休むことになった日も、理由の追及や反省文を中心にしません。水分、食事、睡眠、安心して過ごせる場所を整え、本人が話したくなった時に聞ける状態を作ります。ゲームや端末を一律に取り上げて解決しようとすると、連絡手段や気持ちを確認する機会まで失うことがあります。家庭のルールは、睡眠と安全を守る目的で本人と相談して決めます。
夜には「明日は行けるか」を迫るのではなく、起床時刻、学校への連絡方法、相談する大人を一つずつ確認します。数日たっても眠れない、食べられない、強い不安や落ち込みが続く場合は、生活態度だけの問題と考えず学校や医療機関へ相談します。自傷の話が出た時は本人を一人にせず、緊急窓口を優先してください。
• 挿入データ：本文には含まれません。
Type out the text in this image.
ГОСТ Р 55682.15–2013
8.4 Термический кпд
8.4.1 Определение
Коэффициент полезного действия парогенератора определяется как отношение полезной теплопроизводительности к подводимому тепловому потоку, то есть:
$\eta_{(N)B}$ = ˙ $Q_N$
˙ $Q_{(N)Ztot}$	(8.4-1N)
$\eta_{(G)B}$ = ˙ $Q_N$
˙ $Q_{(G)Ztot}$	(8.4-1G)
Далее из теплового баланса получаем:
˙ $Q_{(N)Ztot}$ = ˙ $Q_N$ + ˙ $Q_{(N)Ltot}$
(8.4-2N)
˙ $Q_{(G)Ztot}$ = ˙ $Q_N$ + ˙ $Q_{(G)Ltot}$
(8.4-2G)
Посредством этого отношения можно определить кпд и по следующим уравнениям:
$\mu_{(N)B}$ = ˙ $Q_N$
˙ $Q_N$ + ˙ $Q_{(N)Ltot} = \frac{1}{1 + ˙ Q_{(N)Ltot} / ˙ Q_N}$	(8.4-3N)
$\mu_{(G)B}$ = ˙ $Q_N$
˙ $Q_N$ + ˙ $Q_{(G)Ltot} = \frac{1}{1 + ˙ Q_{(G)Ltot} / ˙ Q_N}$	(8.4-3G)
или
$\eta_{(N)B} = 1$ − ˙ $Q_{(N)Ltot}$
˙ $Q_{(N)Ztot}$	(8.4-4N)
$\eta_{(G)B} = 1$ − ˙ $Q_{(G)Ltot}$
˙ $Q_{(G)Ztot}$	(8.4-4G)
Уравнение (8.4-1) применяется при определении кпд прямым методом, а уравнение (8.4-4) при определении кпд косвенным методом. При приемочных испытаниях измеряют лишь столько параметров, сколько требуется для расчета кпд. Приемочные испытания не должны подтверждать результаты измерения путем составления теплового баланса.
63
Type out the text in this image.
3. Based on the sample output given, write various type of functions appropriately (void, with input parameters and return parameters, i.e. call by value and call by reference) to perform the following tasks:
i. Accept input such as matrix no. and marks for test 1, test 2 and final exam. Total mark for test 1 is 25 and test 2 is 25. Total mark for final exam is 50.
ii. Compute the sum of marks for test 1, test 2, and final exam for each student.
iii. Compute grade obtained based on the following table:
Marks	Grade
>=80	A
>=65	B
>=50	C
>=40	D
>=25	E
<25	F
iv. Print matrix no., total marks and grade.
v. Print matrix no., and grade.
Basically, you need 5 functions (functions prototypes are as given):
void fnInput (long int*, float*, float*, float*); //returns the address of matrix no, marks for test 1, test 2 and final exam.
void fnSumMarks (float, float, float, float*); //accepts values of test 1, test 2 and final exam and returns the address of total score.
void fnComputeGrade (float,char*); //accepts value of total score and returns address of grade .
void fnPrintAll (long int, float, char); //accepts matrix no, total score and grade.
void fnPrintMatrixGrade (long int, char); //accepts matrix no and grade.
文部科学省は、子どもや保護者が夜間・休日を含めて相談できる24時間子供SOSダイヤル(0120-0-78310)を案内しています。相談は「原因を言い当てる場」ではなく、今の安全と次に取れる支援を整理する場です。相談先の受付時間や地域の窓口は変わることがあるため、公式ページで確認してください。
よくある質問
朝に無理やり学校へ連れて行くべきですか?
安全や体調を確認しないまま、叱る・脅す・引っ張る方法を続けるのは避けます。本人が話せる範囲で理由を聞き、登校できないと分かった時点で学校へ連絡し、担任や養護教諭とその日の過ごし方を相談してください。
最初に何を聞けばいいですか?
『行きたくないんだね。今いちばんつらいのは何?』のように、結論を誘導しない短い質問から始めます。いじめや体罰などの有無だけでなく、眠れない、痛い、教室や音が怖いなど身体と環境の変化も、答えを急がず確認します。
学校には何を伝えればいいですか?
欠席・遅刻の見込み、本人が言った言葉、発熱や痛みなどの体調、いつから変化したか、家庭で試したことを事実として伝えます。原因を断定したり、本人の前で評価を付けたりせず、相談できる教職員と次の連絡時刻を確認します。
本人が何も話してくれない時はどうしますか?
話すことを迫らず、『今日は休む連絡をするね。後で話したくなったら聞く』と安全と連絡の手順を先に整えます。食事、水分、睡眠、痛み、学校で起きた変化を観察し、本人の言葉と大人の推測を分けて学校へ共有します。
相談窓口はありますか?
文部科学省の24時間子供SOSダイヤル(0120-0-78310)は、子どもや保護者が夜間・休日を含めて相談できます。学校の相談窓口、自治体の教育支援センターも候補です。自傷の話、意識や呼吸の異常、暴力や行方不明の切迫がある時は、相談窓口より先に119番・110番などを利用します。